Deferral of ACE inhibitors, beta-blockers, and aldosterone antagonists for 1 year carries an absolute mortality risk of around 1% per month, even in patients with low-risk HF. Deferring HF treatment for 1 year carries 18 000 times more risk than the level at which patient information leaflets begin to mention death.
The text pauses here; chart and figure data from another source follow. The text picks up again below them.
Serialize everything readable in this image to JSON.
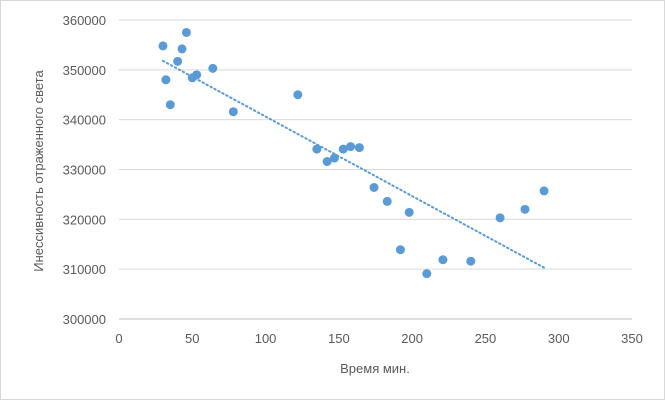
{
  "chart_data": {
    "type": "scatter",
    "title": "",
    "xlabel": "Время мин.",
    "ylabel": "Инессивность отраженного света",
    "xlim": [
      0,
      350
    ],
    "ylim": [
      300000,
      360000
    ],
    "x_ticks": [
      0,
      50,
      100,
      150,
      200,
      250,
      300,
      350
    ],
    "y_ticks": [
      300000,
      310000,
      320000,
      330000,
      340000,
      350000,
      360000
    ],
    "grid": true,
    "legend": "none",
    "marker_color": "#5b9bd5",
    "trendline": {
      "type": "linear",
      "style": "dotted",
      "color": "#5b9bd5",
      "x_start": 30,
      "y_start": 351800,
      "x_end": 290,
      "y_end": 310300
    },
    "series": [
      {
        "points": [
          [
            30,
            354800
          ],
          [
            32,
            348000
          ],
          [
            35,
            343000
          ],
          [
            40,
            351700
          ],
          [
            43,
            354200
          ],
          [
            46,
            357500
          ],
          [
            50,
            348400
          ],
          [
            53,
            349000
          ],
          [
            64,
            350300
          ],
          [
            78,
            341600
          ],
          [
            122,
            345000
          ],
          [
            135,
            334100
          ],
          [
            142,
            331600
          ],
          [
            147,
            332300
          ],
          [
            153,
            334100
          ],
          [
            158,
            334600
          ],
          [
            164,
            334400
          ],
          [
            174,
            326400
          ],
          [
            183,
            323600
          ],
          [
            192,
            313900
          ],
          [
            198,
            321400
          ],
          [
            210,
            309100
          ],
          [
            221,
            311900
          ],
          [
            240,
            311600
          ],
          [
            260,
            320300
          ],
          [
            277,
            322000
          ],
          [
            290,
            325700
          ]
        ]
      }
    ]
  }
}
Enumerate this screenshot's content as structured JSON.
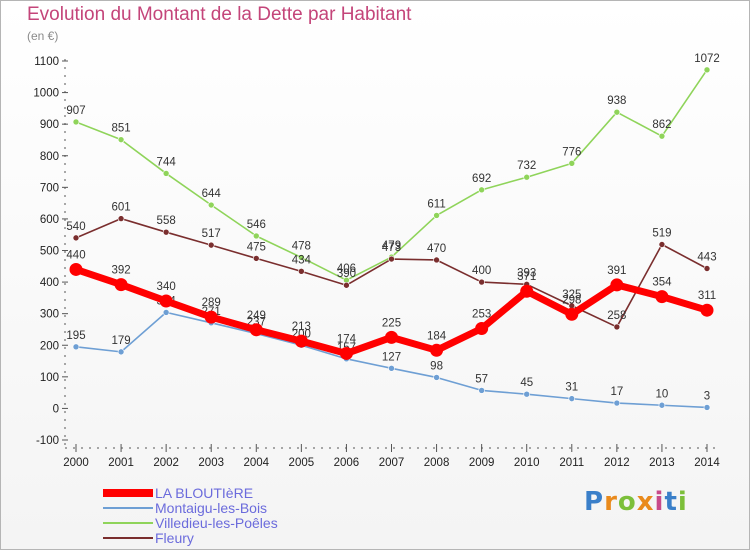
{
  "title": "Evolution du Montant de la Dette par Habitant",
  "unit": "(en €)",
  "logo": {
    "text": "Proxiti",
    "colors": [
      "#3a7fc9",
      "#e98a1c",
      "#7cbf3a",
      "#e98a1c",
      "#c84a8a",
      "#3a7fc9",
      "#7cbf3a"
    ]
  },
  "chart_data": {
    "type": "line",
    "x": [
      "2000",
      "2001",
      "2002",
      "2003",
      "2004",
      "2005",
      "2006",
      "2007",
      "2008",
      "2009",
      "2010",
      "2011",
      "2012",
      "2013",
      "2014"
    ],
    "ylim": [
      -100,
      1100
    ],
    "yticks": [
      -100,
      0,
      100,
      200,
      300,
      400,
      500,
      600,
      700,
      800,
      900,
      1000,
      1100
    ],
    "grid": false,
    "legend": "bottom-left",
    "series": [
      {
        "name": "LA BLOUTIèRE",
        "color": "#ff0000",
        "values": [
          440,
          392,
          340,
          289,
          249,
          213,
          174,
          225,
          184,
          253,
          371,
          298,
          391,
          354,
          311
        ]
      },
      {
        "name": "Montaigu-les-Bois",
        "color": "#6e9fd4",
        "values": [
          195,
          179,
          304,
          271,
          237,
          200,
          157,
          127,
          98,
          57,
          45,
          31,
          17,
          10,
          3
        ]
      },
      {
        "name": "Villedieu-les-Poêles",
        "color": "#8fd45a",
        "values": [
          907,
          851,
          744,
          644,
          546,
          478,
          406,
          479,
          611,
          692,
          732,
          776,
          938,
          862,
          1072
        ]
      },
      {
        "name": "Fleury",
        "color": "#7a2e2e",
        "values": [
          540,
          601,
          558,
          517,
          475,
          434,
          390,
          473,
          470,
          400,
          393,
          325,
          258,
          519,
          443
        ]
      }
    ]
  }
}
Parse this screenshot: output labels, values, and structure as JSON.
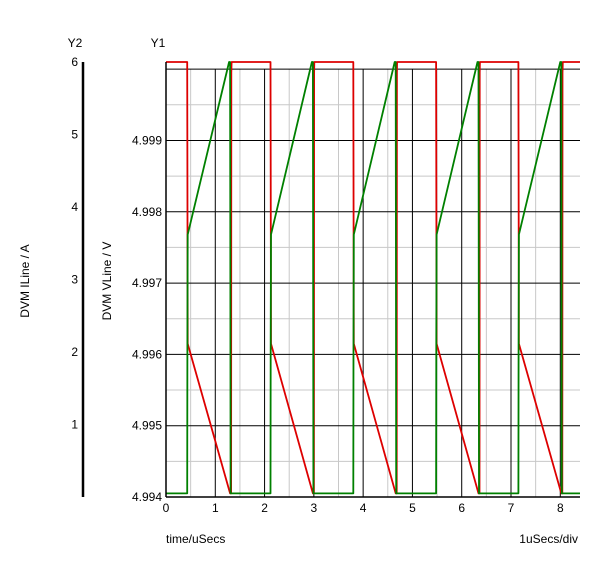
{
  "chart_data": {
    "type": "line",
    "x_axis": {
      "label": "time/uSecs",
      "scale_note": "1uSecs/div",
      "range": [
        0,
        8.4
      ],
      "ticks": [
        0,
        1,
        2,
        3,
        4,
        5,
        6,
        7,
        8
      ]
    },
    "y1_axis": {
      "header": "Y1",
      "label": "DVM VLine / V",
      "range": [
        4.994,
        5.0001
      ],
      "major_ticks": [
        4.994,
        4.995,
        4.996,
        4.997,
        4.998,
        4.999
      ],
      "minor_ticks": [
        4.9945,
        4.9955,
        4.9965,
        4.9975,
        4.9985,
        4.9995
      ]
    },
    "y2_axis": {
      "header": "Y2",
      "label": "DVM ILine / A",
      "range": [
        0,
        6
      ],
      "ticks": [
        1,
        2,
        3,
        4,
        5,
        6
      ]
    },
    "grid": true,
    "series": [
      {
        "color": "#dd0000",
        "axis": "y1",
        "points": [
          [
            0,
            5.0001
          ],
          [
            0.43,
            5.0001
          ],
          [
            0.435,
            4.9986
          ],
          [
            0.44,
            4.99615
          ],
          [
            1.3,
            4.99405
          ],
          [
            1.32,
            4.99405
          ],
          [
            1.325,
            4.99995
          ],
          [
            1.33,
            5.0001
          ],
          [
            2.12,
            5.0001
          ],
          [
            2.125,
            4.9986
          ],
          [
            2.13,
            4.99615
          ],
          [
            2.98,
            4.99405
          ],
          [
            3.0,
            4.99405
          ],
          [
            3.005,
            4.99995
          ],
          [
            3.01,
            5.0001
          ],
          [
            3.8,
            5.0001
          ],
          [
            3.805,
            4.9986
          ],
          [
            3.81,
            4.99615
          ],
          [
            4.66,
            4.99405
          ],
          [
            4.68,
            4.99405
          ],
          [
            4.685,
            4.99995
          ],
          [
            4.69,
            5.0001
          ],
          [
            5.48,
            5.0001
          ],
          [
            5.485,
            4.9986
          ],
          [
            5.49,
            4.99615
          ],
          [
            6.34,
            4.99405
          ],
          [
            6.36,
            4.99405
          ],
          [
            6.365,
            4.99995
          ],
          [
            6.37,
            5.0001
          ],
          [
            7.15,
            5.0001
          ],
          [
            7.155,
            4.9986
          ],
          [
            7.16,
            4.99615
          ],
          [
            8.02,
            4.99405
          ],
          [
            8.04,
            4.99405
          ],
          [
            8.045,
            4.99995
          ],
          [
            8.05,
            5.0001
          ],
          [
            8.4,
            5.0001
          ]
        ]
      },
      {
        "color": "#008000",
        "axis": "y1",
        "points": [
          [
            0,
            4.99405
          ],
          [
            0.43,
            4.99405
          ],
          [
            0.435,
            4.9962
          ],
          [
            0.44,
            4.99768
          ],
          [
            1.28,
            5.0001
          ],
          [
            1.3,
            5.0001
          ],
          [
            1.305,
            4.9979
          ],
          [
            1.31,
            4.99405
          ],
          [
            2.12,
            4.99405
          ],
          [
            2.125,
            4.9962
          ],
          [
            2.13,
            4.99768
          ],
          [
            2.96,
            5.0001
          ],
          [
            2.98,
            5.0001
          ],
          [
            2.985,
            4.9979
          ],
          [
            2.99,
            4.99405
          ],
          [
            3.8,
            4.99405
          ],
          [
            3.805,
            4.9962
          ],
          [
            3.81,
            4.99768
          ],
          [
            4.64,
            5.0001
          ],
          [
            4.66,
            5.0001
          ],
          [
            4.665,
            4.9979
          ],
          [
            4.67,
            4.99405
          ],
          [
            5.48,
            4.99405
          ],
          [
            5.485,
            4.9962
          ],
          [
            5.49,
            4.99768
          ],
          [
            6.32,
            5.0001
          ],
          [
            6.34,
            5.0001
          ],
          [
            6.345,
            4.9979
          ],
          [
            6.35,
            4.99405
          ],
          [
            7.15,
            4.99405
          ],
          [
            7.155,
            4.9962
          ],
          [
            7.16,
            4.99768
          ],
          [
            8.0,
            5.0001
          ],
          [
            8.02,
            5.0001
          ],
          [
            8.025,
            4.9979
          ],
          [
            8.03,
            4.99405
          ],
          [
            8.4,
            4.99405
          ]
        ]
      }
    ]
  }
}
Moreover, since clinicians appreciate the magnitude of risk in this context and even overestimate this risk, written informed consent should be used more often to document HF therapy deferral, which may help to focus patients and their clinicians on the importance of maximal early application of life-saving therapy.
In their editorial article, Böhm, Laufs, Mahfoud, Schirmer and Kindermann, state that ‘Zaman et al. should be applauded for developing an interesting idea and presenting a novel way of examining improvement in the implementation of various therapies.’ They recommend that patient information and informed consent for not implementing a suggested therapy should be further discussed and included in future guidelines, considering not only the no-harm principle when treating patients, but also the possible legal and health-economic implications.
The authors conclude: ‘The challenge posed to our profession by the fact that it is often necessary to risk causing harm in order to obtain therapeutic benefit is an old one. The provocative paper by Zaman et al. reminds us that making non-maleficence a priority can result in therapeutic nihilism that is indeed harmful to patients. The two important principles of non-maleficence and beneficence must be counterbalanced with one another in patient care in a manner that gives due respect to the patient’s autonomy.’